In return for big stats, Ewing wants big money, respect

November 22, 1990|By Newsday

NEW YORK -- Dominating games has become second nature. Patrick Ewing does it naturally. He scores, he rebounds, he blocks shots. He is almost unstoppable offensively and impenetrable defensively.

His effect on his team's success is as great as any player's in the National Basketball Association. In a large way, Ewing is the New York Knicks. And the Knicks are Ewing's.

The bond continues to grow, but as it does, the relationship becomes more complicated. The Knicks have asked for big statistics from Ewing, and he has provided them. The Knicks have asked for leadership from Ewing, and he has begun to give it to them.

In return, Ewing wants respect and cash. He has demanded a huge contract and although no dollar figures have been leaked, it is safe to assume Ewing wants to be the highest-paid player in the game.

Ewing is in the sixth season of a 10-year contract that will pay him more than $30 million, but unless he is one of the four highest-paid players in the game, he could become a restricted free agent at the end of this season.
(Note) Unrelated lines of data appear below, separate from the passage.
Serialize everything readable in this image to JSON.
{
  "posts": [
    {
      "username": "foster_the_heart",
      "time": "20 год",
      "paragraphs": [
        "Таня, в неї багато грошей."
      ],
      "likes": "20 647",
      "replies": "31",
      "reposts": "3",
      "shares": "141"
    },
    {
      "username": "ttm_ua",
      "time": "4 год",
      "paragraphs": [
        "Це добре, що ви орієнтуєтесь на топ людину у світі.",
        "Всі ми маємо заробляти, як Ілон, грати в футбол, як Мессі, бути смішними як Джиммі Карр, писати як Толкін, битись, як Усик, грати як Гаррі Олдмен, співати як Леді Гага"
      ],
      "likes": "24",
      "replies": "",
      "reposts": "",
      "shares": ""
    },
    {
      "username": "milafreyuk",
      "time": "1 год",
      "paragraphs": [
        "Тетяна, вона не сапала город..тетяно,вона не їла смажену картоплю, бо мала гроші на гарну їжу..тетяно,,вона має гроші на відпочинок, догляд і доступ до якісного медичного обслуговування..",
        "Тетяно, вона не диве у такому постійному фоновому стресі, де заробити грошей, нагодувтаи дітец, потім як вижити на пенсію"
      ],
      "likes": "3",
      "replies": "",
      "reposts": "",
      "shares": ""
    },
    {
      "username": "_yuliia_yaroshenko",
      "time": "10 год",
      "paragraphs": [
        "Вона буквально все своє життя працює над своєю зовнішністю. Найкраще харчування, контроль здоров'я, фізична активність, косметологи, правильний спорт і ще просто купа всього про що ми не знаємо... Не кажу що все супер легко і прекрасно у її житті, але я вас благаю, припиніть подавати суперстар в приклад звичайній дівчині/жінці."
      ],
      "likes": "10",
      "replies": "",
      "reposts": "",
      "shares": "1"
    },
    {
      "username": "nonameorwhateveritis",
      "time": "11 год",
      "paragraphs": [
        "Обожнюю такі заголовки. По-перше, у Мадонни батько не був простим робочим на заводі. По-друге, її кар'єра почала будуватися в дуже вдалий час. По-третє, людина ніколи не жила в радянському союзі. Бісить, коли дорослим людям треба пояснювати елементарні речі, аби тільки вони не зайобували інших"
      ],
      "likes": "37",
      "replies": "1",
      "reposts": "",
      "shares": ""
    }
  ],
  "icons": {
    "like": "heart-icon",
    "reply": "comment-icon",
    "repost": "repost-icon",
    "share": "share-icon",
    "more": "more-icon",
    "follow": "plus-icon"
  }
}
Ewing is earning $4.2 million, but by the end of this season, he will not be among the top four.

Ewing also wants the off-court respect accorded a player of his stature. He would like to be more involved in some of the important decisions made by the team. He would like to be the elder statesman, the player team owners consult when they are contemplating a significant move. Before the Los Angeles Lakers make a big deal, Lakers owner Jerry Buss asks for input from Magic Johnson. Before the Detroit Pistons make a big move, Pistons owner Bill Davidson consults with Isiah Thomas.
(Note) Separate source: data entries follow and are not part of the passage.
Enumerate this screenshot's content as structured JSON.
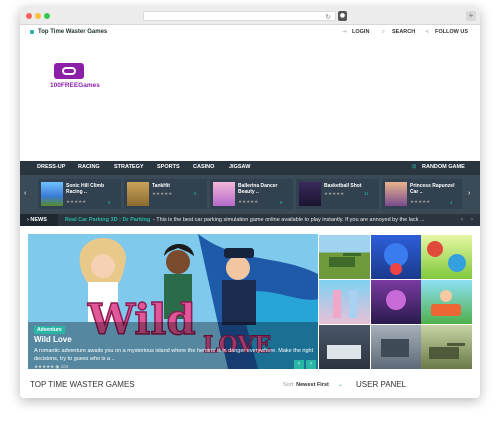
{
  "topbar": {
    "site_name": "Top Time Waster Games",
    "login": "LOGIN",
    "search": "SEARCH",
    "follow": "FOLLOW US"
  },
  "logo": {
    "text": "100FREEGames"
  },
  "nav": {
    "items": [
      "DRESS-UP",
      "RACING",
      "STRATEGY",
      "SPORTS",
      "CASINO",
      "JIGSAW"
    ],
    "random": "RANDOM GAME"
  },
  "carousel": {
    "cards": [
      {
        "title1": "Sonic Hill Climb",
        "title2": "Racing ..",
        "count": "5"
      },
      {
        "title1": "TankHit",
        "title2": "",
        "count": "5"
      },
      {
        "title1": "Ballerina Dancer",
        "title2": "Beauty ..",
        "count": "6"
      },
      {
        "title1": "Basketball Shot",
        "title2": "",
        "count": "11"
      },
      {
        "title1": "Princess Rapunzel",
        "title2": "Car ..",
        "count": "4"
      }
    ]
  },
  "news": {
    "label": "NEWS",
    "link": "Real Car Parking 3D : Dr Parking",
    "text": " - This is the best car parking simulation game online available to play instantly. If you are annoyed by the lack ..."
  },
  "hero": {
    "tag": "Adventure",
    "title": "Wild Love",
    "desc": "A romantic adventure awaits you on a mysterious island where the heroine is in danger everywhere. Make the right decisions, try to guess who is a ..",
    "count": "104",
    "art_title": "Wild",
    "art_sub": "LOVE"
  },
  "section": {
    "title": "TOP TIME WASTER GAMES",
    "sort_label": "Sort:",
    "sort_value": "Newest First",
    "user_panel": "USER PANEL"
  },
  "colors": {
    "accent": "#29b6a5",
    "nav": "#2b3540",
    "carousel": "#3a4a57",
    "brand": "#8b1fa8"
  }
}
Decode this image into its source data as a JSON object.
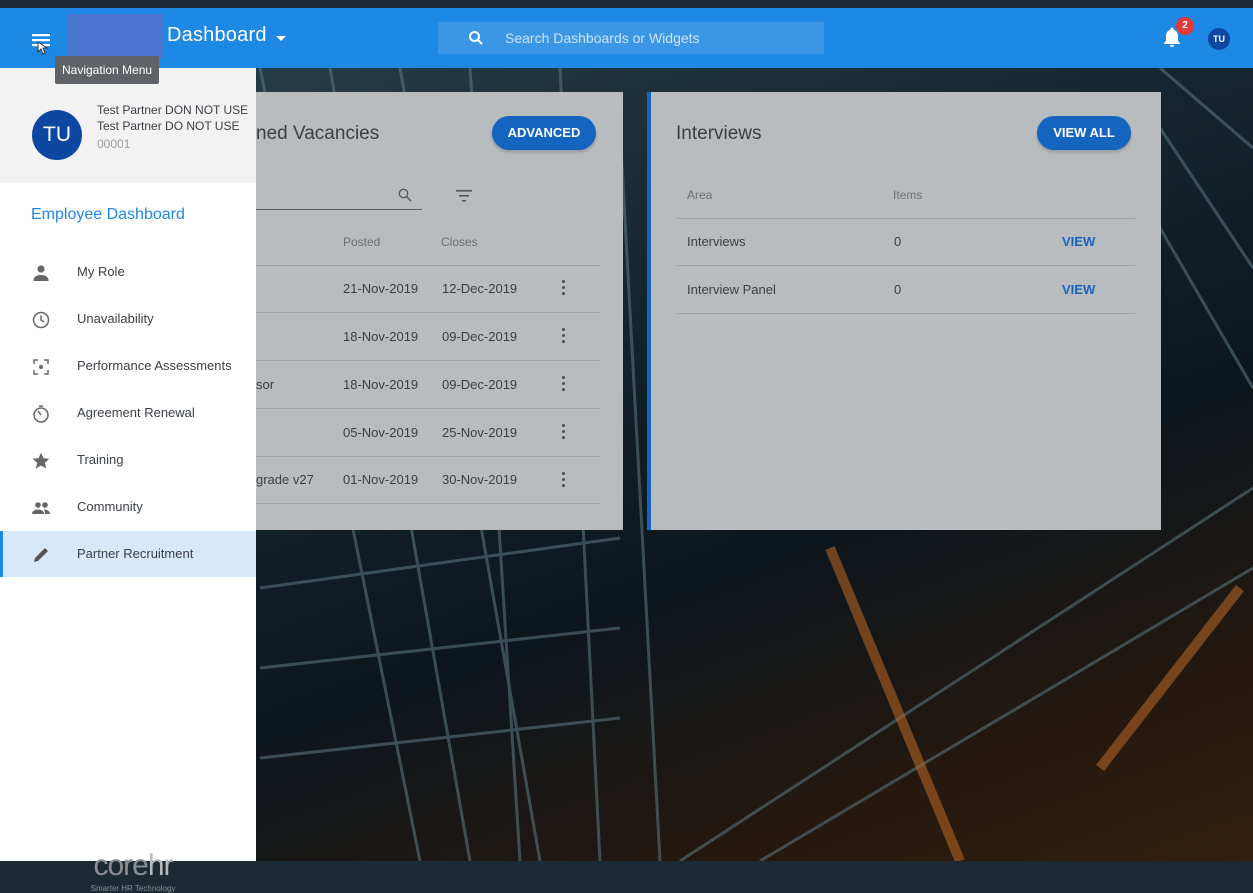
{
  "header": {
    "title": "Dashboard",
    "search_placeholder": "Search Dashboards or Widgets",
    "notification_count": "2",
    "user_initials": "TU",
    "tooltip": "Navigation Menu"
  },
  "drawer": {
    "user": {
      "initials": "TU",
      "name_line1": "Test Partner DON NOT USE",
      "name_line2": "Test Partner DO NOT USE",
      "id": "00001"
    },
    "section_title": "Employee Dashboard",
    "items": [
      {
        "label": "My Role",
        "icon": "person-icon"
      },
      {
        "label": "Unavailability",
        "icon": "clock-icon"
      },
      {
        "label": "Performance Assessments",
        "icon": "focus-icon"
      },
      {
        "label": "Agreement Renewal",
        "icon": "timer-icon"
      },
      {
        "label": "Training",
        "icon": "star-icon"
      },
      {
        "label": "Community",
        "icon": "people-icon"
      },
      {
        "label": "Partner Recruitment",
        "icon": "pencil-icon"
      }
    ],
    "logo": {
      "word_core": "core",
      "word_hr": "hr",
      "tagline": "Smarter HR Technology"
    }
  },
  "vacancies_card": {
    "title_visible": "ned Vacancies",
    "button": "ADVANCED",
    "columns": [
      "Posted",
      "Closes"
    ],
    "rows": [
      {
        "title_fragment": "",
        "posted": "21-Nov-2019",
        "closes": "12-Dec-2019"
      },
      {
        "title_fragment": "",
        "posted": "18-Nov-2019",
        "closes": "09-Dec-2019"
      },
      {
        "title_fragment": "sor",
        "posted": "18-Nov-2019",
        "closes": "09-Dec-2019"
      },
      {
        "title_fragment": "",
        "posted": "05-Nov-2019",
        "closes": "25-Nov-2019"
      },
      {
        "title_fragment": "grade v27",
        "posted": "01-Nov-2019",
        "closes": "30-Nov-2019"
      }
    ]
  },
  "interviews_card": {
    "title": "Interviews",
    "button": "VIEW ALL",
    "columns": [
      "Area",
      "Items"
    ],
    "rows": [
      {
        "area": "Interviews",
        "items": "0",
        "action": "VIEW"
      },
      {
        "area": "Interview Panel",
        "items": "0",
        "action": "VIEW"
      }
    ]
  },
  "colors": {
    "primary": "#1e88e5",
    "button": "#1565c0",
    "badge": "#e53935"
  }
}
Ewing said that is not the case in New York.

"No," he said, "unfortunately that doesn't happen here. I'd love for them to come to me. I think they need to make the effort."
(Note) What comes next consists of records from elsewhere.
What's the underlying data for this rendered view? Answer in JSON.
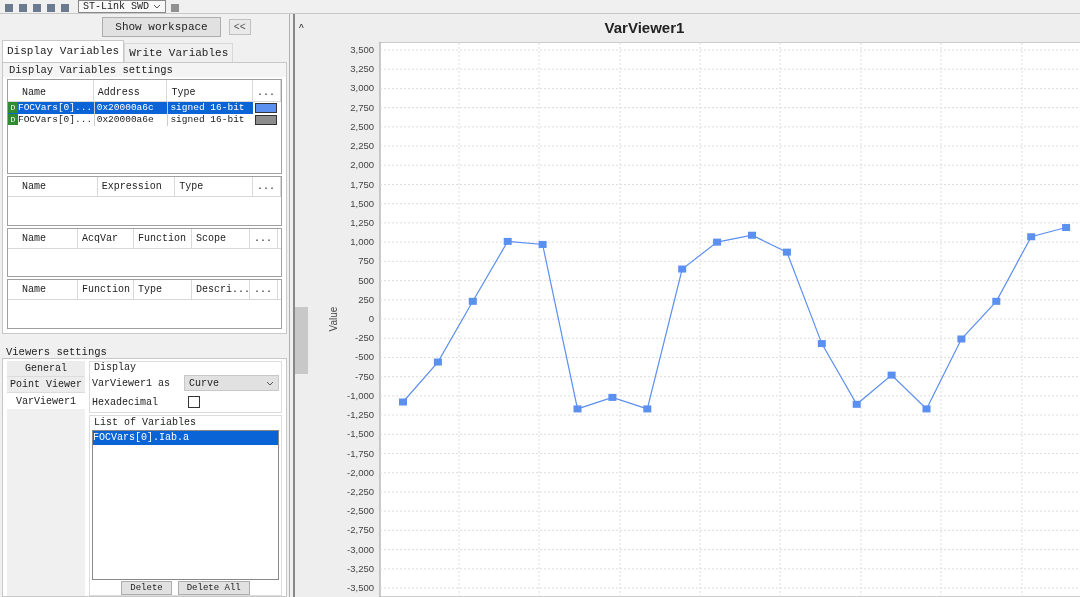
{
  "toolbar": {
    "probe": "ST-Link SWD"
  },
  "workspace_button": "Show workspace",
  "collapse_button": "<<",
  "tabs": [
    {
      "label": "Display Variables",
      "selected": true
    },
    {
      "label": "Write Variables",
      "selected": false
    }
  ],
  "display_settings": {
    "title": "Display Variables settings",
    "columns": [
      "Name",
      "Address",
      "Type",
      "..."
    ],
    "rows": [
      {
        "badge": "D",
        "name": "FOCVars[0]...",
        "address": "0x20000a6c",
        "type": "signed 16-bit",
        "color": "#5b8ff0",
        "selected": true
      },
      {
        "badge": "D",
        "name": "FOCVars[0]...",
        "address": "0x20000a6e",
        "type": "signed 16-bit",
        "color": "#8c8c8c",
        "selected": false
      }
    ],
    "tables": [
      {
        "columns": [
          "Name",
          "Expression",
          "Type",
          "..."
        ]
      },
      {
        "columns": [
          "Name",
          "AcqVar",
          "Function",
          "Scope",
          "..."
        ]
      },
      {
        "columns": [
          "Name",
          "Function",
          "Type",
          "Descri...",
          "..."
        ]
      }
    ]
  },
  "viewers_settings": {
    "title": "Viewers settings",
    "viewers": [
      {
        "label": "General",
        "selected": false
      },
      {
        "label": "Point Viewer",
        "selected": false
      },
      {
        "label": "VarViewer1",
        "selected": true
      }
    ],
    "display": {
      "title": "Display",
      "as_label": "VarViewer1 as",
      "as_value": "Curve",
      "hex_label": "Hexadecimal",
      "hex_checked": false
    },
    "list": {
      "title": "List of Variables",
      "items": [
        {
          "label": "FOCVars[0].Iab.a",
          "selected": true
        }
      ]
    },
    "buttons": [
      "Delete",
      "Delete All"
    ]
  },
  "viewer": {
    "collapse": "^",
    "chart_data": {
      "type": "line",
      "grid": true,
      "title": "VarViewer1",
      "ylabel": "Value",
      "ylim": [
        -3500,
        3500
      ],
      "yticks": [
        {
          "value": 3500,
          "label": "3,500"
        },
        {
          "value": 3250,
          "label": "3,250"
        },
        {
          "value": 3000,
          "label": "3,000"
        },
        {
          "value": 2750,
          "label": "2,750"
        },
        {
          "value": 2500,
          "label": "2,500"
        },
        {
          "value": 2250,
          "label": "2,250"
        },
        {
          "value": 2000,
          "label": "2,000"
        },
        {
          "value": 1750,
          "label": "1,750"
        },
        {
          "value": 1500,
          "label": "1,500"
        },
        {
          "value": 1250,
          "label": "1,250"
        },
        {
          "value": 1000,
          "label": "1,000"
        },
        {
          "value": 750,
          "label": "750"
        },
        {
          "value": 500,
          "label": "500"
        },
        {
          "value": 250,
          "label": "250"
        },
        {
          "value": 0,
          "label": "0"
        },
        {
          "value": -250,
          "label": "-250"
        },
        {
          "value": -500,
          "label": "-500"
        },
        {
          "value": -750,
          "label": "-750"
        },
        {
          "value": -1000,
          "label": "-1,000"
        },
        {
          "value": -1250,
          "label": "-1,250"
        },
        {
          "value": -1500,
          "label": "-1,500"
        },
        {
          "value": -1750,
          "label": "-1,750"
        },
        {
          "value": -2000,
          "label": "-2,000"
        },
        {
          "value": -2250,
          "label": "-2,250"
        },
        {
          "value": -2500,
          "label": "-2,500"
        },
        {
          "value": -2750,
          "label": "-2,750"
        },
        {
          "value": -3000,
          "label": "-3,000"
        },
        {
          "value": -3250,
          "label": "-3,250"
        },
        {
          "value": -3500,
          "label": "-3,500"
        }
      ],
      "series": [
        {
          "color": "#5b8ff0",
          "marker": "square",
          "values": [
            -1080,
            -560,
            230,
            1010,
            970,
            -1170,
            -1020,
            -1170,
            650,
            1000,
            1090,
            870,
            -320,
            -1110,
            -730,
            -1170,
            -260,
            230,
            1070,
            1190
          ]
        }
      ]
    }
  }
}
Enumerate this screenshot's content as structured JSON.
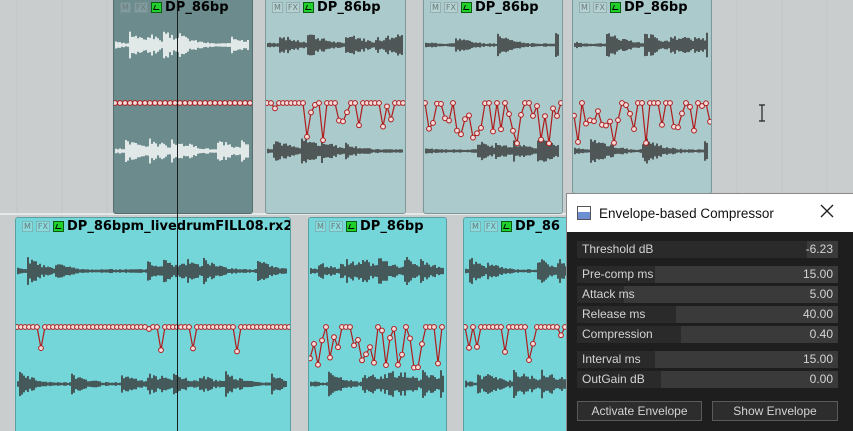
{
  "colors": {
    "arrange_bg": "#c9cdcd",
    "item_selected": "#6b8b8d",
    "item_light": "#aacacc",
    "item_cyan": "#75d6da",
    "waveform_dark": "#3a3a3a",
    "waveform_white": "#ffffff",
    "envelope": "#b01c1c"
  },
  "icons": {
    "item_fx": "fx-chain-icon",
    "dialog_app": "window-app-icon",
    "dialog_close": "close-x-icon",
    "mouse": "ibeam-cursor-icon"
  },
  "items": [
    {
      "name": "DP_86bp",
      "tags": [
        "M",
        "FX"
      ]
    },
    {
      "name": "DP_86bp",
      "tags": [
        "M",
        "FX"
      ]
    },
    {
      "name": "DP_86bp",
      "tags": [
        "M",
        "FX"
      ]
    },
    {
      "name": "DP_86bp",
      "tags": [
        "M",
        "FX"
      ]
    },
    {
      "name": "DP_86bpm_livedrumFILL08.rx2",
      "tags": [
        "M",
        "FX"
      ]
    },
    {
      "name": "DP_86bp",
      "tags": [
        "M",
        "FX"
      ]
    },
    {
      "name": "DP_86",
      "tags": [
        "M",
        "FX"
      ]
    }
  ],
  "dialog": {
    "title": "Envelope-based Compressor",
    "sliders": [
      {
        "label": "Threshold dB",
        "value": "-6.23",
        "level": 0.88
      },
      {
        "label": "Pre-comp ms",
        "value": "15.00",
        "level": 0.3
      },
      {
        "label": "Attack ms",
        "value": "5.00",
        "level": 0.18
      },
      {
        "label": "Release ms",
        "value": "40.00",
        "level": 0.38
      },
      {
        "label": "Compression",
        "value": "0.40",
        "level": 0.4
      },
      {
        "label": "Interval ms",
        "value": "15.00",
        "level": 0.3
      },
      {
        "label": "OutGain dB",
        "value": "0.00",
        "level": 0.32
      }
    ],
    "buttons": {
      "activate": "Activate Envelope",
      "show": "Show Envelope"
    }
  }
}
Knicks officials say the opposite is true. After the season ends, Ewing is not always available. In the past, it has been difficult to get Ewing to attend face-to-face meetings, where general manager Al Bianchi said every player is asked for input on the team.

When coach Stu Jackson wanted to discuss Ewing asserting himself in a leadership role, Jackson had to drive to Ewing's home in Washington twice to discuss it with him. Jackson said Ewing is becoming more of a force in the organization, but that this is only Ewing's sixth season and it is not unusual for such a role to develop slowly.

"That's a new area for him," Jackson said, "and it's one that I think myself as well as management would encourage him to do. We're a team this year, but he's our superstar. And I think anything he says will be listened to. He's not done it in the past . . . but with guys like Isiah and [Michael] Jordan, that's come over time. It's something that is steadily built. In Patrick's case, it will continue to build each year. It's not something that just happens instantly. Even Magic had to work his way into that role. It didn't take him quite as long as most people, but he's Magic."

"I wish [the Knicks had done] like San Antonio did with David Robinson," Ewing said. "When they got him, they went out and got the talent they needed to get to field a great team around him. Unfortunately, that did not happen to me when I came here."